District spokesman Bernard Watson said the district’s police department has obtained videos from the meeting. He added that, based on their behavior on May 20, two unidentified individuals will receive criminal trespass warnings if they show up at the school board meeting scheduled for this Thursday.
“(GCPS) Police continue to investigate complaints from last month’s meeting,” Watson said. “That investigation has included numerous hours reviewing video from multiple sources.
“In one of the reported incidents, the citizen called out for police during a verbal confrontation with others. Three officers responded and de-escalated the situation. In the other case, there was a verbal altercation noticed by two officers who responded and de-escalated it. Neither citizen involved asked to press charges that night but did so two weeks later.”
Parents argue their side isn’t being told
Some parents who had been in the anti-mask group attended Whiteside’s press conference on Monday and claimed the full story was not being presented about what happened at the meeting.
One parent, Holly Terei, claimed GCPS Executive Director of Administration and Policy Jorge Gomez said they could attend the meeting without wearing masks, after reviewing what she described as an executive order that she said Gov. Brian Kemp had issued, and that Wilbanks later backed Gomez up.
That raises questions about whether district officials told members of the community they could disregard a district policy that both Democratic and Republican members of the school board cited at the meeting, or if there was an existing order from the governor that precluded that policy from being enforced.
“When we arrived at that board meeting, we were told we had to wear masks and the parents that were there at the time complied,” Terei said. “We had our masks on. A parent came and brought Kemp’s executive order at the time.
“Mr. Jorge Gomez went over the executive order and he agreed that masks could not be mandated for that meeting. We were given permission by the head of operations of GCPS that parents did not have to wear masks. We went into the room and asked Mr. Wilbanks and SROs that were in the room. They agreed. We were not mandated to wear masks, so we have the head of operations, Mr. Wilbanks and the SROs supporting Governor Kemp’s executive order at that time and our right to not wear masks at that meeting.”
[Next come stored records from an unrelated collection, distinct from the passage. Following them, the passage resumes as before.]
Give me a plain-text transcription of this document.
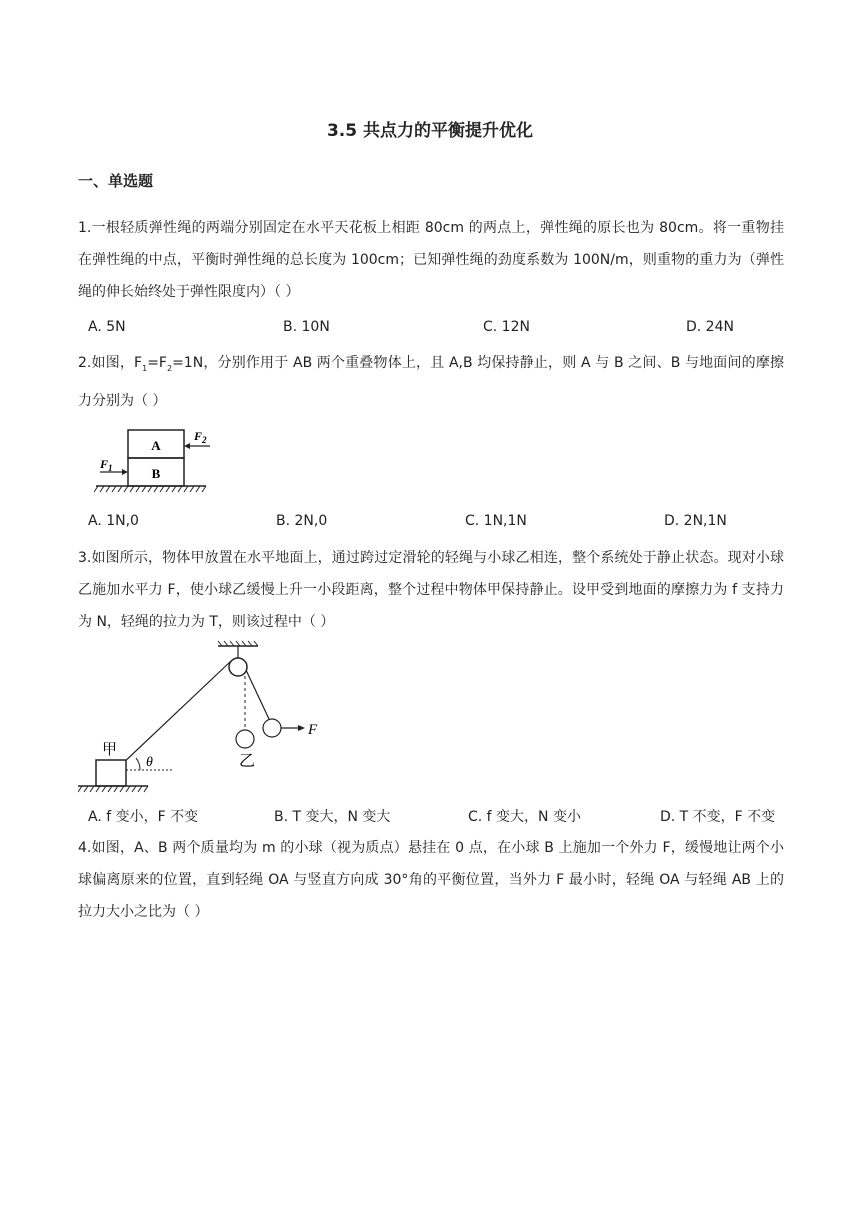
3.5 共点力的平衡提升优化
一、单选题
1.一根轻质弹性绳的两端分别固定在水平天花板上相距 80cm 的两点上，弹性绳的原长也为 80cm。将一重物挂在弹性绳的中点，平衡时弹性绳的总长度为 100cm；已知弹性绳的劲度系数为 100N/m，则重物的重力为（弹性绳的伸长始终处于弹性限度内）（ ）
A. 5N	B. 10N	C. 12N	D. 24N
2.如图，$F_1=F_2=1N$，分别作用于 AB 两个重叠物体上，且 A,B 均保持静止，则 A 与 B 之间、B 与地面间的摩擦力分别为（ ）
A
B
$F_1$
$F_2$
A. 1N,0	B. 2N,0	C. 1N,1N	D. 2N,1N
3.如图所示，物体甲放置在水平地面上，通过跨过定滑轮的轻绳与小球乙相连，整个系统处于静止状态。现对小球乙施加水平力 F，使小球乙缓慢上升一小段距离，整个过程中物体甲保持静止。设甲受到地面的摩擦力为 f 支持力为 N，轻绳的拉力为 T，则该过程中（ ）
F
乙
甲
θ
A. f 变小，F 不变	B. T 变大，N 变大	C. f 变大，N 变小	D. T 不变，F 不变
4.如图，A、B 两个质量均为 m 的小球（视为质点）悬挂在 0 点，在小球 B 上施加一个外力 F，缓慢地让两个小球偏离原来的位置，直到轻绳 OA 与竖直方向成 30°角的平衡位置，当外力 F 最小时，轻绳 OA 与轻绳 AB 上的拉力大小之比为（ ）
It was not immediately clear which executive order Terei was referring to. Kemp did issue an order that barred school district from requiring face masks, but that was not issued until May 28, more than a week after the school board meeting.
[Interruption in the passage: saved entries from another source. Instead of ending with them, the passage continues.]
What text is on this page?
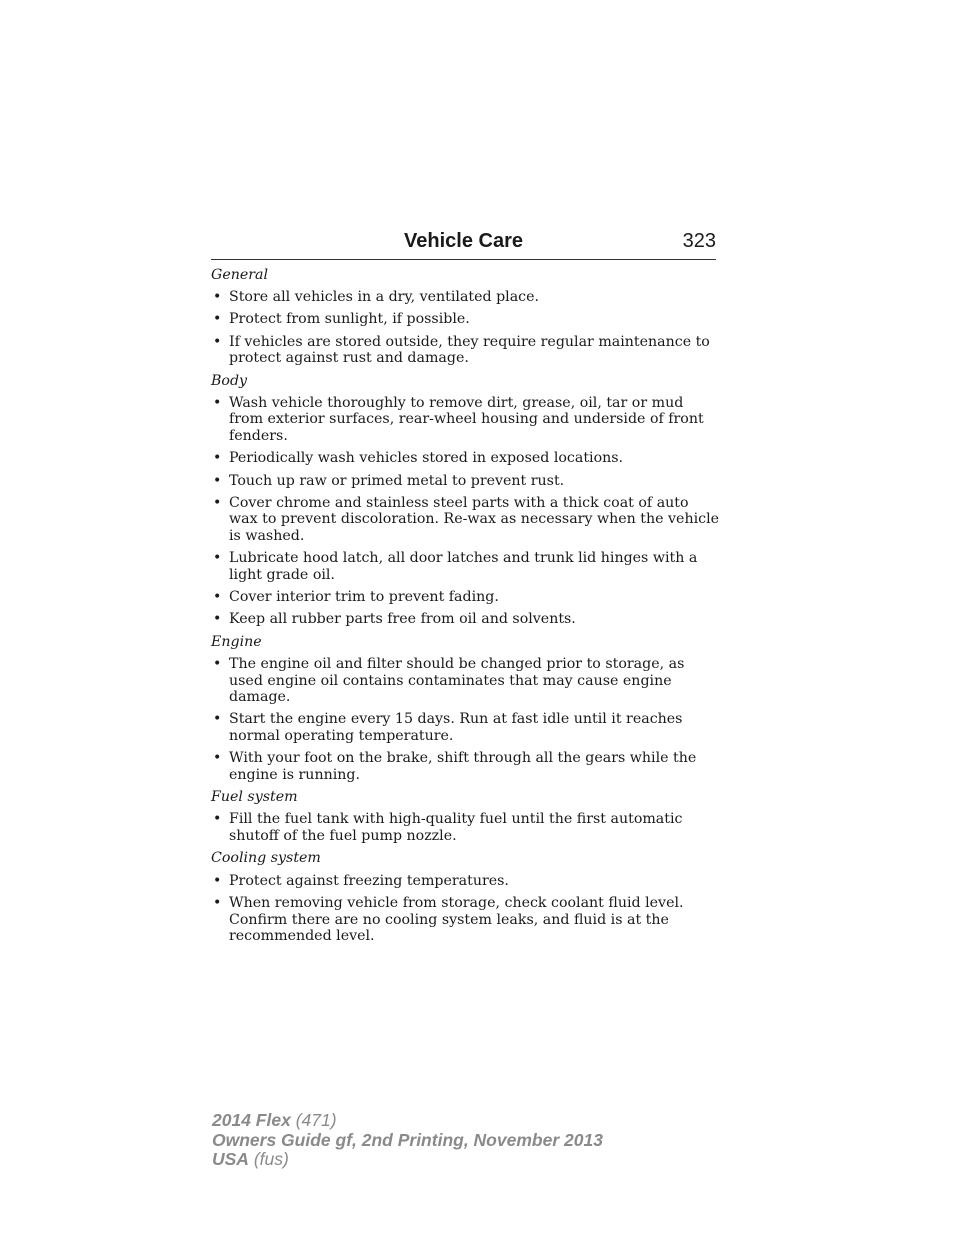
Vehicle Care	323
General
• Store all vehicles in a dry, ventilated place.
• Protect from sunlight, if possible.
• If vehicles are stored outside, they require regular maintenance to protect against rust and damage.
Body
• Wash vehicle thoroughly to remove dirt, grease, oil, tar or mud from exterior surfaces, rear-wheel housing and underside of front fenders.
• Periodically wash vehicles stored in exposed locations.
• Touch up raw or primed metal to prevent rust.
• Cover chrome and stainless steel parts with a thick coat of auto wax to prevent discoloration. Re-wax as necessary when the vehicle is washed.
• Lubricate hood latch, all door latches and trunk lid hinges with a light grade oil.
• Cover interior trim to prevent fading.
• Keep all rubber parts free from oil and solvents.
Engine
• The engine oil and filter should be changed prior to storage, as used engine oil contains contaminates that may cause engine damage.
• Start the engine every 15 days. Run at fast idle until it reaches normal operating temperature.
• With your foot on the brake, shift through all the gears while the engine is running.
Fuel system
• Fill the fuel tank with high-quality fuel until the first automatic shutoff of the fuel pump nozzle.
Cooling system
• Protect against freezing temperatures.
• When removing vehicle from storage, check coolant fluid level. Confirm there are no cooling system leaks, and fluid is at the recommended level.
2014 Flex (471)
Owners Guide gf, 2nd Printing, November 2013
USA (fus)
The Daily Post has reached out to spokespersons from GCPS and the governor’s office for responses to the claims, and clarification about Kemp’s executive orders.
Terei also questioned some of LaFavor’s claims — although she said she did not see the incident LaFavor claimed happened.
“She was chasing parents with her tablet, taking pictures of parents, posting them all over her social media, saying ‘What are you so afraid of? Why are you running,’” Terei said. “Parents kept asking her to stop taking pictures of them, stop recording them. Her response was ‘If you’re so scared, why are you here?’”
But, LaFavor pushed back as she addressed the media. She called out a person who was standing in behind reporters, near the group that was protesting the press conference, and laughing as she spoke about how the atmosphere at the May 20 school board meeting gave her a “slave experience.”
“I see a woman over there laughing, I’m glad she enjoyed it, but let me explain something to you, my life experience taught me what hate looks like,” LaFavor said. “I’m not saying a protest, I’m not saying a disagreement. I’m telling you that these folks put my life in jeopardy.”